Why We Can't Predict Who We'll Fall For
The good reasons why we are not very good at predicting who we'll fall for.
Posted Apr 03, 2019
Have you ever found yourself falling for someone surprising? Someone who didn't have the characteristics you thought you were looking for in an ideal mate? Recent research shows that relationship experts are unable to predict who will like whom, even when prospective daters have completed more than 100 surveys describing themselves and their mate preferences. Joel et al. (2017) used machine learning to try to predict who would particularly like whom at speed-dating events; however, the researchers were unable to predict the “spark" or unique attraction which sometimes occurs between two people. But we must know ourselves better than researchers can ever know us, and I’m sure that most of my friends would agree that they could do a better job than researchers at predicting who they would choose as partners for themselves. Therefore, it may be surprising to learn that we don’t do a very good job ourselves of predicting whom we will like and why. There are good reasons that we are not so good at predicting who we will fall for.
When we try to predict whom we might like to date or whom we might find to be an ideal partner, we are relying on conscious thought and deliberation. However, many of our preferences for an ideal partner are unconscious. For example, when we consciously state our preferences for an ideal long-term partner, most of us say that traits such as kindness, mutual affection, and intelligence are more important than physical attractiveness (Buss et al., 2001). And although both gay and straight men are more likely to say that physical attractiveness is more important to them than lesbian and straight women are (Lippa, 2007), experimental and speed-dating studies consistently show that physical attractiveness is equally important to both men and women (Eastwick and Finkel, 2008; Fugère et al., 2017; Sprecher, 1989)—and that physical attractiveness has a stronger impact on our dating decisions than factors such as personality or education (Luo and Zhang, 2009). The preference for a physically attractive, ideal partner may be unconscious. Eastwick et al. (2011a) found that when assessing unconscious preferences using a reaction time task, both men and women equally preferred an attractive partner as an ideal mate.
Furthermore, our unconscious preferences may change over time, especially for women. Heterosexual women prefer more masculine-looking men, and more symmetrical men, when they are in the most fertile portion of their menstrual cycle (Roney and Simmons, 2008; Thornhill and Gangestad, 1999). Also, when women’s estrogen levels are high, they are more interested in men other than their primary partners; however, when their progesterone levels are high, they are more interested in their primary partners (Grebe et al., 2016).
Concern for Others
It is also surprising to learn that we are very willing to date partners who are decidedly less than ideal. Joel et al. (2014) asked heterosexual men and women to list traits that would be “deal-breakers” to them when considering a potential partner. Individuals tended to list traits such as opposing religious or political views, smoking, and sexual unfaithfulness as deal-breakers. However, when the participants were told that another individual participating in the study with three of their deal-breaker traits wanted to date them, a full 74 percent of these individuals agreed to exchange contact information with this “unacceptable” potential partner. The researchers contrasted this result with a hypothetical condition in which participants thought they would agree to date an undesirable partner about 46 percent of the time, which is still an astonishingly high percentage. The researchers believe that we are unwilling to reject others whom we consider unsuitable partners due to concerns over hurting their feelings.

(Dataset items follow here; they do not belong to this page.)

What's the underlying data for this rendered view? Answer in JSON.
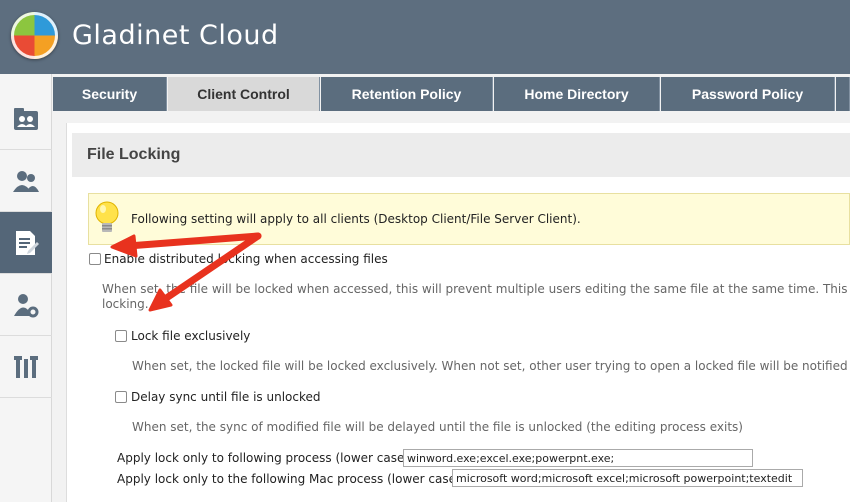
{
  "app": {
    "title": "Gladinet Cloud"
  },
  "sidebar": {
    "items": [
      {
        "icon": "folder-users-icon"
      },
      {
        "icon": "users-icon"
      },
      {
        "icon": "document-edit-icon",
        "active": true
      },
      {
        "icon": "user-settings-icon"
      },
      {
        "icon": "tools-icon"
      }
    ]
  },
  "tabs": [
    {
      "label": "Security"
    },
    {
      "label": "Client Control",
      "active": true
    },
    {
      "label": "Retention Policy"
    },
    {
      "label": "Home Directory"
    },
    {
      "label": "Password Policy"
    }
  ],
  "section": {
    "title": "File Locking"
  },
  "notice": {
    "text": "Following setting will apply to all clients (Desktop Client/File Server Client)."
  },
  "options": {
    "distributed": {
      "label": "Enable distributed locking when accessing files",
      "checked": false,
      "desc_line1": "When set, the file will be locked when accessed, this will prevent multiple users editing the same file at the same time. This may",
      "desc_line2": "locking."
    },
    "exclusive": {
      "label": "Lock file exclusively",
      "checked": false,
      "desc": "When set, the locked file will be locked exclusively. When not set, other user trying to open a locked file will be notified abo"
    },
    "delay_sync": {
      "label": "Delay sync until file is unlocked",
      "checked": false,
      "desc": "When set, the sync of modified file will be delayed until the file is unlocked (the editing process exits)"
    }
  },
  "process_fields": {
    "windows_label": "Apply lock only to following process (lower case):",
    "windows_value": "winword.exe;excel.exe;powerpnt.exe;",
    "mac_label": "Apply lock only to the following Mac process (lower case):",
    "mac_value": "microsoft word;microsoft excel;microsoft powerpoint;textedit"
  },
  "annotation": {
    "arrow_color": "#e8321e"
  }
}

Although we all have our own ideas about the traits our ideal partners should have, what seems to really matter to our dating future are our in-person interactions. When we feel a spark when interacting with a potential date, our preferences and deal-breakers may not matter at all. Researchers created fake profiles matching each participant’s most desired or least desired traits for an accomplice. Then the accomplice met the participant in person and delivered standardized, scripted remarks. Eastwick et al. (2011b) found that after meeting in person, the participants' trait preferences appeared to have no influence at all on their liking for the accomplice. This research suggests that even traits which we consider to be essential (or essential to avoid) in a mate may not matter much after feeling a spark during an in-person interaction. This research also helps to explain why trait profiles on online dating sites are not very useful in determining whether we will actually like a potential partner (Finkel et al., 2012).
Fall for Someone Unexpected
Given that we have a tendency to date people who don’t match our own preferences, you might think that our future relationships wouldn’t work out very well. However, our preferences are malleable, and most often we have the good sense to change them. We tend to downgrade the importance of our previously preferred traits if our current mates do not possess them—and to upgrade the importance of the positive traits our current partners do possess (Fletcher et al., 2000). We also tend to idealize our current romantic partners, and therefore we may believe that our mates possess positive personality characteristics that they don’t even believe they possess themselves (Morry et al., 2010). Also, regardless of the traits our mates do and don’t possess, the more we get to know, like, and respect each other, the more our attraction naturally grows and deepens (Kniffin and Wilson, 2004). So, go ahead and fall for someone unexpected. You may be surprised at how well your relationship progresses.